I was recently lecturing to a class of students at Indiana University when it suddenly dawned on me: are Nerds really becoming the new cool for the 21st Century? During my lecture, I kept referring to one’s need to be self-aware, which I believe is crucial for enhancing one’s chances for success.
Unlike “Cools”, Nerds tend to be more authentic to themselves. They are not as concerned about what people think. They are more focused on how they choose to present themselves to others. Their intelligence and skills (e.g. abilities), not their fashion, dictate their identities.
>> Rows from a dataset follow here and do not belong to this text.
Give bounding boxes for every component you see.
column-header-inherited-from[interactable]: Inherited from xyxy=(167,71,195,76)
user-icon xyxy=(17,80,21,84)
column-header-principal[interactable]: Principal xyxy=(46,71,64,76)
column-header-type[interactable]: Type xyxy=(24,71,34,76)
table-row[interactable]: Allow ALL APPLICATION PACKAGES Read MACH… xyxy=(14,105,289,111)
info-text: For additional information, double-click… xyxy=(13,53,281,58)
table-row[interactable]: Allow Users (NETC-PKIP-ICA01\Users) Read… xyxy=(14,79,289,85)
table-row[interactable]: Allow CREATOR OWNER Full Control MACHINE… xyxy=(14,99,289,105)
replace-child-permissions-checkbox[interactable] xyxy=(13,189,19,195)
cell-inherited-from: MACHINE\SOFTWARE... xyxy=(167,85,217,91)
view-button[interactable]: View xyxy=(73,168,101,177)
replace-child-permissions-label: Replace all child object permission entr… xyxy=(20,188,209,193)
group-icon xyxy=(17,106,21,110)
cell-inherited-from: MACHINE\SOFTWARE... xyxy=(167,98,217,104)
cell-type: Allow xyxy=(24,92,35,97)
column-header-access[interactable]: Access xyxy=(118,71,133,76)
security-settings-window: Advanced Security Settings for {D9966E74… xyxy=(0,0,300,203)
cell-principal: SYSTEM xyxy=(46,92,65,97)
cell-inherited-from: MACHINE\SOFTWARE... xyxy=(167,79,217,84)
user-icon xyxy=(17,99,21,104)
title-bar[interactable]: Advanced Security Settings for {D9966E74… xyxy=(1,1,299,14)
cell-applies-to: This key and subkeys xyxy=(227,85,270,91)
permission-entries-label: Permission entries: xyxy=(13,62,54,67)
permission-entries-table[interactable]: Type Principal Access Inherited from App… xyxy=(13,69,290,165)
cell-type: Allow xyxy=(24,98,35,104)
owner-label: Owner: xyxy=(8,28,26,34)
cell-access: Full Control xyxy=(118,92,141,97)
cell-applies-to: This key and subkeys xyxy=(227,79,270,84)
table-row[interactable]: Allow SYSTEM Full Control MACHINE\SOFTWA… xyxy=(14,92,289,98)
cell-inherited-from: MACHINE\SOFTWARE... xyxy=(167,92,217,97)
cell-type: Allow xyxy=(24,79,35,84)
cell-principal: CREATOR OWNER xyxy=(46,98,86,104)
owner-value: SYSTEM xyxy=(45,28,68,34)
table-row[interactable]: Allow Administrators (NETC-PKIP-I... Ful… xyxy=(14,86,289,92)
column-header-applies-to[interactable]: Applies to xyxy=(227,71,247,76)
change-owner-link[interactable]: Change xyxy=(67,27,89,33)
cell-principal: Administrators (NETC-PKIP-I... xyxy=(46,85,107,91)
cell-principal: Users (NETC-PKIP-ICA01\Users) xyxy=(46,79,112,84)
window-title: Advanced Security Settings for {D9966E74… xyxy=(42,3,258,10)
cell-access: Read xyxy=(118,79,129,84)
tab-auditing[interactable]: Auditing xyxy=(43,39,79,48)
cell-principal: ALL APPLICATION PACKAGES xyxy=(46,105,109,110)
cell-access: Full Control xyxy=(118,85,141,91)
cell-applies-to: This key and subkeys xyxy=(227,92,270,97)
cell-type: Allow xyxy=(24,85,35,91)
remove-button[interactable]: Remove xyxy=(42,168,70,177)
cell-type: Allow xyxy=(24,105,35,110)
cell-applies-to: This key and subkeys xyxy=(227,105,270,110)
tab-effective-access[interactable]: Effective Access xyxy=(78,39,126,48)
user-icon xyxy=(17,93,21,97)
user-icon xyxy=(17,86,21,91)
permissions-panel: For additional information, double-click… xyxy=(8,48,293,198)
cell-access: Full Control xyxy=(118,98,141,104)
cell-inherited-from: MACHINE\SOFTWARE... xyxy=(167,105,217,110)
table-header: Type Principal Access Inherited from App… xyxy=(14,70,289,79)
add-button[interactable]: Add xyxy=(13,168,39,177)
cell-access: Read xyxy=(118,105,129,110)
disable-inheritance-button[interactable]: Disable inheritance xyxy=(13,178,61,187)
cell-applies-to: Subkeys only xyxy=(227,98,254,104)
Nerds pay attention to the details! They are not afraid to ask “why”. In fact, Nerds thrive on understanding ”the why” and occupy themselves with challenging the status quo, especially if something no longer makes sense, or even worse, becomes obsolete. “Cools” are way too concerned about “how” something will be perceived or “how” they will continue to “keep up with the Jones.” As a result, the “Cools” waste a lot of unnecessary energy trying to impress others, or even worse, trying to attract superficial professional and personal relationships that they cannot cultivate because they are constantly trying to maintain or improve their status or image instead of learning about the new things Nerds are already plugged into.
Nerds, on the other hand, attract like-minded people and choose to participate in groups and clubs because of common goals and a shared purpose. As a result, Nerds inspire and support each others’ successes. They seek deeper meaning and connection with others, while at the same time, growing their network of potential employers, employees and business partners.
Nerds commit, they plan, and quite often execute their visions and goals, which is why so-many “Nerds” continue to attain such success within this new century of uncertainty. They succeed because they choose to plan and thrive to be distinct. In his book, What They Don’t Teach You in the Harvard Business School, Mark McCormack asks why only 3% of all the Harvard MBAs make ten times as much as the remaining 97% combined. From his research he surmised that having clear, written goals for the future and creating plans to accomplish them was truly the underlying formula for their success.
In 1979, interviewers spoke with new graduates from the Harvard’s MBA Program and concluded:
- 84% had no specific goals at all
- 13% had goals but they were not committed to paper
- 3% had clear, written goals and plans to accomplish them
In 1989, interviewers once again spoke with Harvard MBA graduates and:
- The 13% of the class who had goals were earning, on average, twice as much as the 84 percent who had no goals at all.
- Even more staggering – the three percent who had clear, written goals were earning, on average, ten times as much as the other 97 percent put together.
In my upcoming book, Growing Success: A Young Adult’s Guide for Achieving Personal and Financial Success, I discuss several tools and models that address planning and goal-setting, as well as awareness and good decision-making, which are imperative for enhancing one’s probable outcomes for success.
Look around and take notice! Nerds HAVE become the new cool. Just ask Sheldon, Leonard, Howard and Raj, the cast of the hit television series, The Big Bang Theory. The cast and writers have made being nerdy cool.
So the next time you find yourself sitting next to a so-called “Nerd” in class, you better befriend him or her quickly because there is going to be a good chance that in next 10-20 years they will become your star employee, partner or BOSS.
As for me, I simply choose to embrace my inner “Cool Nerd” and continue to dedicate my time to helping you grow your success.